Para el momento en que llegaron, la noche había caído, proyectando un resplandor fantasmal sobre la sala ancestral. Al entrar, la sala se alzaba ante ellos, majestuosa y silenciosa, con filas de estatuas imponentes alineando las paredes. A medida que caminaban más allá, un súbito revoloteo captó la atención de Kent. Un pequeño águila se lanzó desde una de las estatuas, circulando a su alrededor con curiosos y agudos ojos.
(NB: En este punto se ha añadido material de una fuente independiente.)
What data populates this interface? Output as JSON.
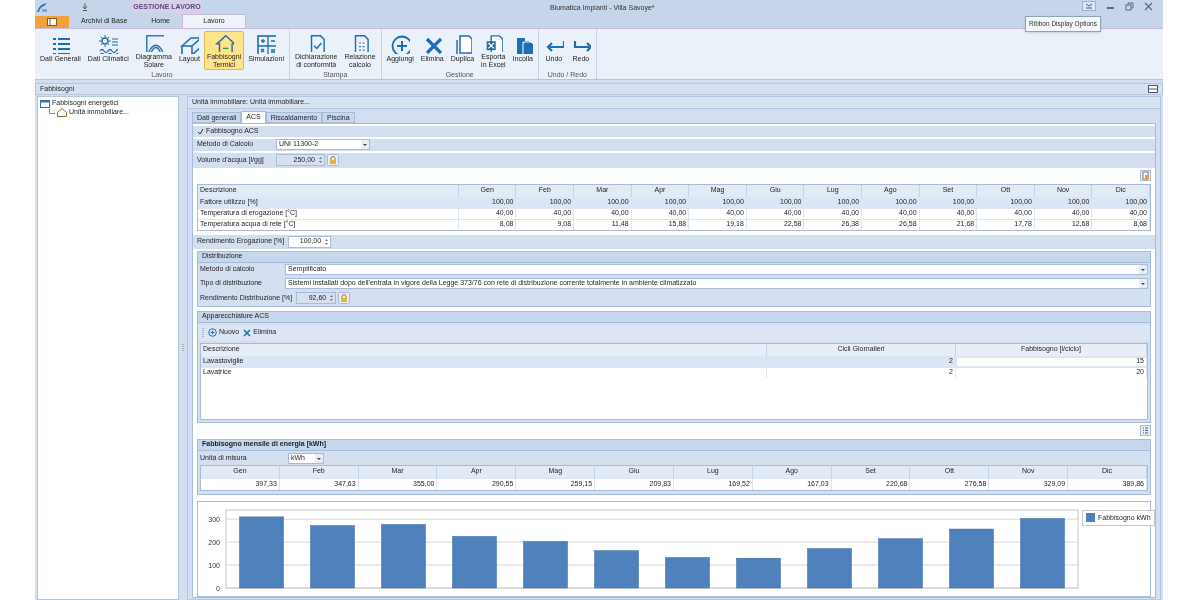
{
  "window": {
    "title": "Blumatica Impianti - Villa Savoye*",
    "context_tab": "GESTIONE LAVORO",
    "tooltip": "Ribbon Display Options"
  },
  "ribbon_tabs": [
    {
      "label": "Archivi di Base",
      "selected": false
    },
    {
      "label": "Home",
      "selected": false
    },
    {
      "label": "Lavoro",
      "selected": true
    }
  ],
  "ribbon_groups": [
    {
      "title": "Lavoro",
      "buttons": [
        {
          "label": "Dati Generali",
          "selected": false
        },
        {
          "label": "Dati Climatici",
          "selected": false
        },
        {
          "label": "Diagramma\nSolare",
          "selected": false
        },
        {
          "label": "Layout",
          "selected": false
        },
        {
          "label": "Fabbisogni\nTermici",
          "selected": true
        },
        {
          "label": "Simulazioni",
          "selected": false
        }
      ]
    },
    {
      "title": "Stampa",
      "buttons": [
        {
          "label": "Dichiarazione\ndi conformità",
          "selected": false
        },
        {
          "label": "Relazione\ncalcolo",
          "selected": false
        }
      ]
    },
    {
      "title": "Gestione",
      "buttons": [
        {
          "label": "Aggiungi",
          "selected": false
        },
        {
          "label": "Elimina",
          "selected": false
        },
        {
          "label": "Duplica",
          "selected": false
        },
        {
          "label": "Esporta\nin Excel",
          "selected": false
        },
        {
          "label": "Incolla",
          "selected": false
        }
      ]
    },
    {
      "title": "Undo / Redo",
      "buttons": [
        {
          "label": "Undo",
          "selected": false
        },
        {
          "label": "Redo",
          "selected": false
        }
      ]
    }
  ],
  "panel_title": "Fabbisogni",
  "tree": [
    {
      "label": "Fabbisogni energetici",
      "children": [
        {
          "label": "Unità immobiliare..."
        }
      ]
    }
  ],
  "main": {
    "title": "Unità immobiliare: Unità immobiliare...",
    "tabs": [
      {
        "label": "Dati generali",
        "selected": false
      },
      {
        "label": "ACS",
        "selected": true
      },
      {
        "label": "Riscaldamento",
        "selected": false
      },
      {
        "label": "Piscina",
        "selected": false
      }
    ],
    "fabbisogno_acs": {
      "label": "Fabbisogno ACS",
      "checked": true
    },
    "metodo": {
      "label": "Metodo di Calcolo",
      "value": "UNI 11300-2"
    },
    "volume": {
      "label": "Volume d'acqua [l/gg]",
      "value": "250,00"
    },
    "acs_table": {
      "columns": [
        "Descrizione",
        "Gen",
        "Feb",
        "Mar",
        "Apr",
        "Mag",
        "Giu",
        "Lug",
        "Ago",
        "Set",
        "Ott",
        "Nov",
        "Dic"
      ],
      "rows": [
        {
          "cells": [
            "Fattore utilizzo [%]",
            "100,00",
            "100,00",
            "100,00",
            "100,00",
            "100,00",
            "100,00",
            "100,00",
            "100,00",
            "100,00",
            "100,00",
            "100,00",
            "100,00"
          ],
          "selected": true
        },
        {
          "cells": [
            "Temperatura di erogazione [°C]",
            "40,00",
            "40,00",
            "40,00",
            "40,00",
            "40,00",
            "40,00",
            "40,00",
            "40,00",
            "40,00",
            "40,00",
            "40,00",
            "40,00"
          ],
          "selected": false
        },
        {
          "cells": [
            "Temperatura acqua di rete [°C]",
            "8,08",
            "9,08",
            "11,48",
            "15,88",
            "19,18",
            "22,58",
            "26,38",
            "26,58",
            "21,68",
            "17,78",
            "12,68",
            "8,68"
          ],
          "selected": false
        }
      ]
    },
    "rendimento_erogazione": {
      "label": "Rendimento Erogazione [%]",
      "value": "100,00"
    },
    "distribuzione": {
      "title": "Distribuzione",
      "metodo_label": "Metodo di calcolo",
      "metodo_value": "Semplificato",
      "tipo_label": "Tipo di distribuzione",
      "tipo_value": "Sistemi installati dopo dell'entrata in vigore della Legge 373/76 con rete di distribuzione corrente totalmente in ambiente climatizzato",
      "rendimento_label": "Rendimento Distribuzione [%]",
      "rendimento_value": "92,60"
    },
    "apparecchiature": {
      "title": "Apparecchiature ACS",
      "toolbar": [
        "Nuovo",
        "Elimina"
      ],
      "columns": [
        "Descrizione",
        "Cicli Giornalieri",
        "Fabbisogno [l/ciclo]"
      ],
      "rows": [
        {
          "cells": [
            "Lavastoviglie",
            "2",
            "15"
          ],
          "selected": true
        },
        {
          "cells": [
            "Lavatrice",
            "2",
            "20"
          ],
          "selected": false
        }
      ]
    },
    "fabbisogno_mensile": {
      "title": "Fabbisogno mensile di energia [kWh]",
      "unit_label": "Unità di misura",
      "unit_value": "kWh",
      "columns": [
        "Gen",
        "Feb",
        "Mar",
        "Apr",
        "Mag",
        "Giu",
        "Lug",
        "Ago",
        "Set",
        "Ott",
        "Nov",
        "Dic"
      ],
      "values": [
        "397,33",
        "347,63",
        "355,00",
        "290,55",
        "259,15",
        "209,83",
        "169,52",
        "167,03",
        "220,68",
        "276,58",
        "329,09",
        "389,86"
      ],
      "chart_data": {
        "type": "bar",
        "grid": true,
        "series": [
          {
            "name": "Fabbisogno kWh",
            "color": "#4f81bd",
            "values": [
              310,
              272,
              277,
              225,
              203,
              163,
              133,
              130,
              172,
              215,
              257,
              303
            ]
          }
        ],
        "ylim": [
          0,
          340
        ],
        "yticks": [
          0,
          100,
          200,
          300
        ]
      }
    }
  }
}
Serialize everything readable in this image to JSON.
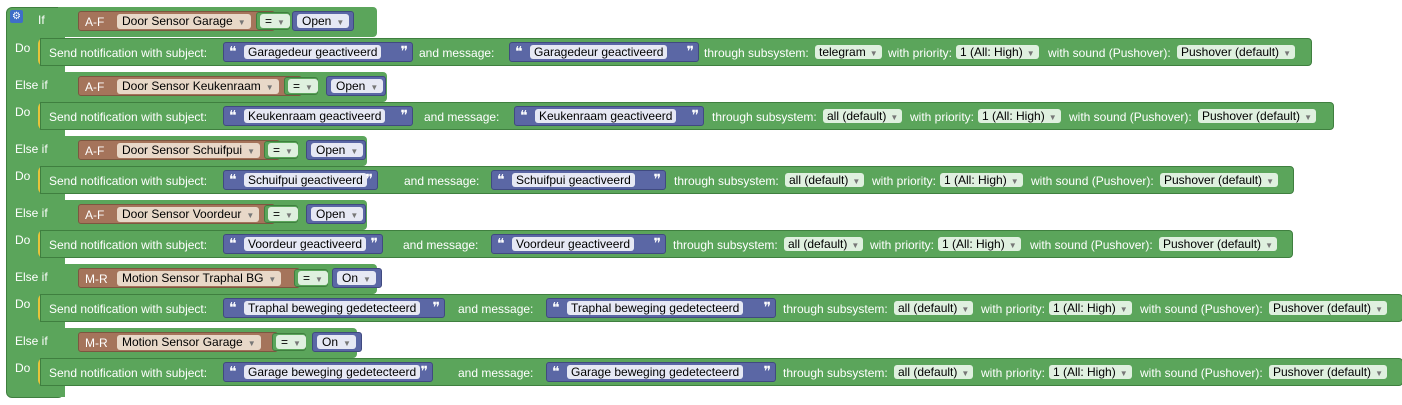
{
  "keywords": {
    "if": "If",
    "do": "Do",
    "else_if": "Else if"
  },
  "send_label": "Send notification with subject:",
  "message_label": "and message:",
  "subsystem_label": "through subsystem:",
  "priority_label": "with priority:",
  "sound_label": "with sound (Pushover):",
  "blocks": [
    {
      "prefix": "A-F",
      "device": "Door Sensor Garage",
      "op": "=",
      "state": "Open",
      "subject": "Garagedeur geactiveerd",
      "message": "Garagedeur geactiveerd",
      "subsystem": "telegram",
      "priority": "1 (All: High)",
      "sound": "Pushover (default)"
    },
    {
      "prefix": "A-F",
      "device": "Door Sensor Keukenraam",
      "op": "=",
      "state": "Open",
      "subject": "Keukenraam geactiveerd",
      "message": "Keukenraam geactiveerd",
      "subsystem": "all (default)",
      "priority": "1 (All: High)",
      "sound": "Pushover (default)"
    },
    {
      "prefix": "A-F",
      "device": "Door Sensor Schuifpui",
      "op": "=",
      "state": "Open",
      "subject": "Schuifpui geactiveerd",
      "message": "Schuifpui geactiveerd",
      "subsystem": "all (default)",
      "priority": "1 (All: High)",
      "sound": "Pushover (default)"
    },
    {
      "prefix": "A-F",
      "device": "Door Sensor Voordeur",
      "op": "=",
      "state": "Open",
      "subject": "Voordeur geactiveerd",
      "message": "Voordeur geactiveerd",
      "subsystem": "all (default)",
      "priority": "1 (All: High)",
      "sound": "Pushover (default)"
    },
    {
      "prefix": "M-R",
      "device": "Motion Sensor Traphal BG",
      "op": "=",
      "state": "On",
      "subject": "Traphal beweging gedetecteerd",
      "message": "Traphal beweging gedetecteerd",
      "subsystem": "all (default)",
      "priority": "1 (All: High)",
      "sound": "Pushover (default)"
    },
    {
      "prefix": "M-R",
      "device": "Motion Sensor Garage",
      "op": "=",
      "state": "On",
      "subject": "Garage beweging gedetecteerd",
      "message": "Garage beweging gedetecteerd",
      "subsystem": "all (default)",
      "priority": "1 (All: High)",
      "sound": "Pushover (default)"
    }
  ],
  "colors": {
    "logic": "#5ba55b",
    "device": "#a5745b",
    "value": "#5b67a5",
    "slot": "#e8c33a"
  }
}
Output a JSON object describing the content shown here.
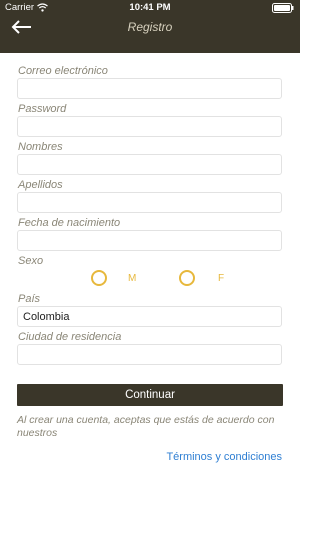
{
  "status_bar": {
    "carrier": "Carrier",
    "time": "10:41 PM"
  },
  "header": {
    "title": "Registro",
    "back_icon": "back-arrow-icon"
  },
  "form": {
    "email": {
      "label": "Correo electrónico",
      "value": ""
    },
    "password": {
      "label": "Password",
      "value": ""
    },
    "first_names": {
      "label": "Nombres",
      "value": ""
    },
    "last_names": {
      "label": "Apellidos",
      "value": ""
    },
    "birth_date": {
      "label": "Fecha de nacimiento",
      "value": ""
    },
    "sex": {
      "label": "Sexo",
      "option_male": "M",
      "option_female": "F",
      "selected": ""
    },
    "country": {
      "label": "País",
      "value": "Colombia"
    },
    "city": {
      "label": "Ciudad de residencia",
      "value": ""
    }
  },
  "continue_label": "Continuar",
  "terms_note": "Al crear una cuenta, aceptas que estás de acuerdo con nuestros",
  "terms_link": "Términos y condiciones",
  "colors": {
    "header_bg": "#3a3629",
    "accent_gold": "#e7b83c",
    "link_blue": "#2f7fd3"
  }
}
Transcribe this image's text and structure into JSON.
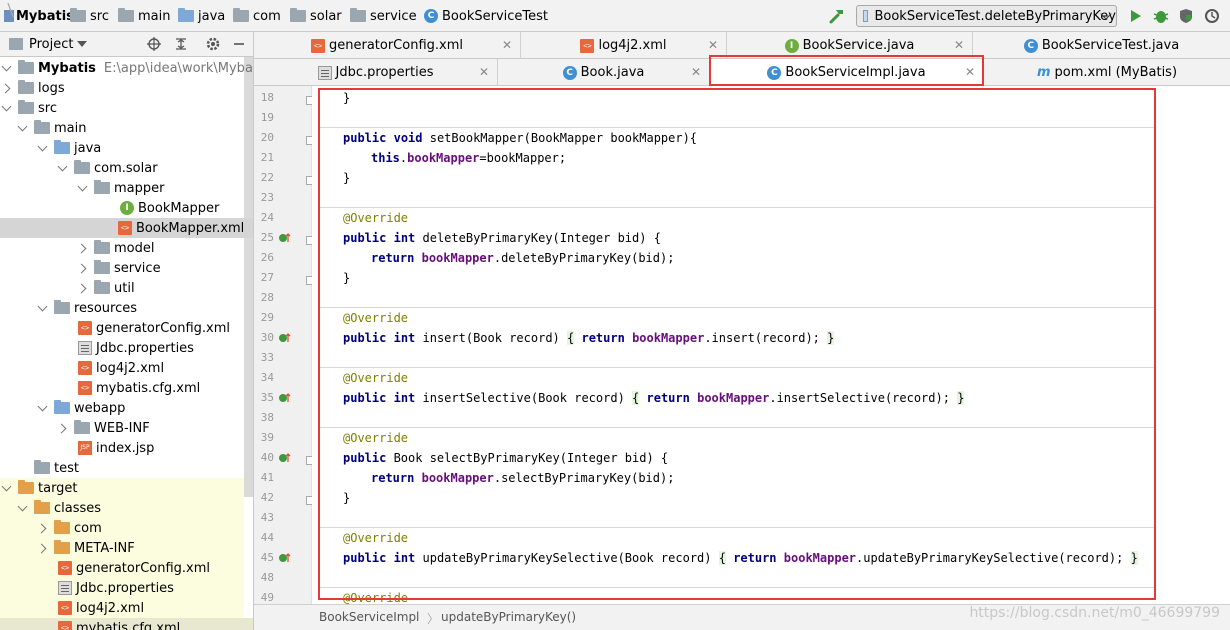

La ceja de la reina se arqueó, pero no dijo nada, simplemente observando la interacción.
—¿Por qué estás circulando alrededor de mí? ¿Necesitas algo?
Kent usó la lengua de bestias y le preguntó al pequeño halcón que es la mascota del antiguo patriarca de la familia Quinn, Drona.
El águila lo miró sorprendida.
—¿Tú… hablas mi idioma? ¿Perteneces a mi raza? —gorjeó, su voz pequeña pero llena de maravilla.
Kent se rió, hablando suavemente en la lengua de bestias.
—No soy de tu especie, pequeño, pero sé cómo hablar con las bestias espirituales.
—Ohhh… hablas realmente bien. Pero, lamentablemente, no perteneces a mi raza. De lo contrario, podría haberte hecho mi compañero.
El pájaro respondió con un profundo suspiro.
Kent no pudo evitar sonreír y metió la mano en su bolsa, sacando una fruta espiritual. Los ojos del pájaro brillaron, y gorjeó de nuevo con emoción.
—Aquí, una golosina —dijo Kent, ofreciendo la fruta.
El águila se tragó la fruta de un golpe.
—Hmm… realmente sabrosa. ¿Tienes más?
Kent asintió.
—Sí, tengo más. Pero las guardé para mis mascotas. Si me ayudas, te daré más frutos —dijo Kent con una sonrisa.
El águila lo miró con sospecha, mirando a la Reina Soya y luego de nuevo a él.
—¿Qué necesitas, humano?
—Muéstrame todos los lugares importantes alrededor de esta sala —pidió Kent mientras pensaba en visitar las 5 montañas con la ayuda de este halcón.
El águila gorjeó con deleite.
—Sígueme, ¡conozco cada rincón!
La voz de la Reina Soya lo siguió, severa y autoritaria.
—Kent, este no es momento para andar distraído con un pájaro. La sala ancestral es sagrada. Además, no confíes en esta mascota. Es la más astuta y pertenecía a mi suegro. Además, no te dejes engañar por su tamaño.
Pero Kent le mostró una sonrisa.
—Por alguna razón confío más en las bestias que en los humanos.